Better education for legislators, insurance agents and policyholders regarding the benefits of the use of insurance credit scoring in underwriting and rating for personal lines is a critical goal for the insurance industry, according to the National Association of Independent Insurers (NAII).
NAII senior vice president, State Government Affairs Robert Zeman said that allowing use of insurance credit scoring is good public policy because, as a highly valid predictor of losses, it prevents unfair subsidies and adheres to the principle of risk-based pricing.
Zeman recently addressed the Griffith Foundation’s Sixth Biennial Insurance Committee Chair Seminar, comprised of chairpersons of state senate and assembly (house) insurance committees.
Zeman explained to the officials that although credit scoring has been allowed under the Fair Credit Reporting Act (FRCA) for three decades, its use has been accelerated in recent years because of the declining accuracy of motor vehicle reports, the never-ending search for better predictors of risk factors, as well as advances in technology that created the credit insurance scoring models.
“Through the development of the insurance scoring models by independent third party vendors, individual underwriters are not looking at individual credit reports or a person’s income,” Zeman said. “Instead, insurance scoring analyzes certain components of an individual’s credit history to measure the likelihood of future insurance losses. The correlation between credit and the risk of insurance losses has been confirmed in a large number of studies.”

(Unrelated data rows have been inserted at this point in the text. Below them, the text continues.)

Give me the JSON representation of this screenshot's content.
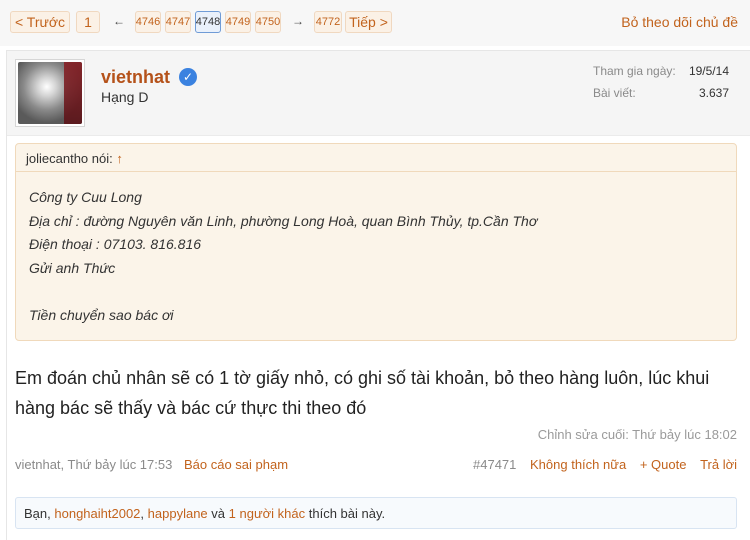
{
  "pagination": {
    "prev_label": "< Trước",
    "first_page": "1",
    "left_arrow": "←",
    "pages": [
      "4746",
      "4747",
      "4748",
      "4749",
      "4750"
    ],
    "current_page": "4748",
    "right_arrow": "→",
    "last_page": "4772",
    "next_label": "Tiếp >"
  },
  "thread_action": {
    "unfollow_label": "Bỏ theo dõi chủ đề"
  },
  "post": {
    "author": {
      "name": "vietnhat",
      "rank": "Hạng D",
      "joined_label": "Tham gia ngày:",
      "joined_value": "19/5/14",
      "posts_label": "Bài viết:",
      "posts_value": "3.637"
    },
    "quote": {
      "header": "joliecantho nói:",
      "up_arrow": "↑",
      "lines": [
        "Công ty Cuu Long",
        "Địa chỉ : đường Nguyên văn Linh, phường Long Hoà, quan Bình Thủy, tp.Cần Thơ",
        "Điện thoại : 07103. 816.816",
        "Gửi anh Thức",
        "",
        "Tiền chuyển sao bác ơi"
      ]
    },
    "message_line1": "Em đoán chủ nhân sẽ có 1 tờ giấy nhỏ, có ghi số tài khoản, bỏ theo hàng luôn, lúc khui",
    "message_line2": "hàng bác sẽ thấy và bác cứ thực thi theo đó",
    "edited": "Chỉnh sửa cuối: Thứ bảy lúc 18:02",
    "byline": "vietnhat, Thứ bảy lúc 17:53",
    "report_label": "Báo cáo sai phạm",
    "post_number": "#47471",
    "unlike_label": "Không thích nữa",
    "quote_label": "+ Quote",
    "reply_label": "Trả lời",
    "likes": {
      "prefix": "Bạn,",
      "user1": "honghaiht2002",
      "comma": ",",
      "user2": "happylane",
      "and": "và",
      "others": "1 người khác",
      "suffix": "thích bài này."
    }
  },
  "colors": {
    "link": "#c2631d",
    "username": "#b5521a",
    "verified": "#3b82e0"
  },
  "icons": {
    "verified": "check-badge-icon",
    "up_arrow": "arrow-up-icon"
  }
}
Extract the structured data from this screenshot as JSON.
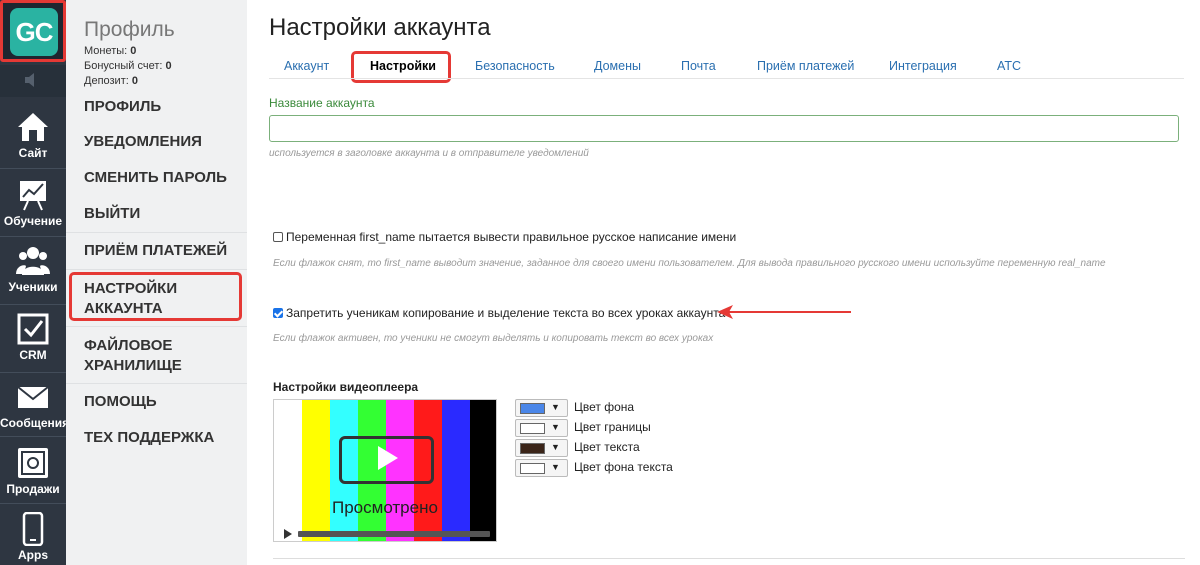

Zeman also noted that the issue of credit scoring has been examined by state legislatures for nearly a decade. In the past few years the debate has matured and the focus in state legislatures tends to be on particular credit reporting factors including medical bills and lack of credit. Zeman said that the National Conference of insurance Legislators (NCOIL) recently produced a model bill that provides some guidance for policy makers in certain states on credit scoring proposals.
“In terms of public policy enactments, it is important to remember that if undue restrictions are placed on the use of insurance scoring, the result can only be unfair subsidies on most policyholders and that would not be a good outcome,” Zeman emphasized.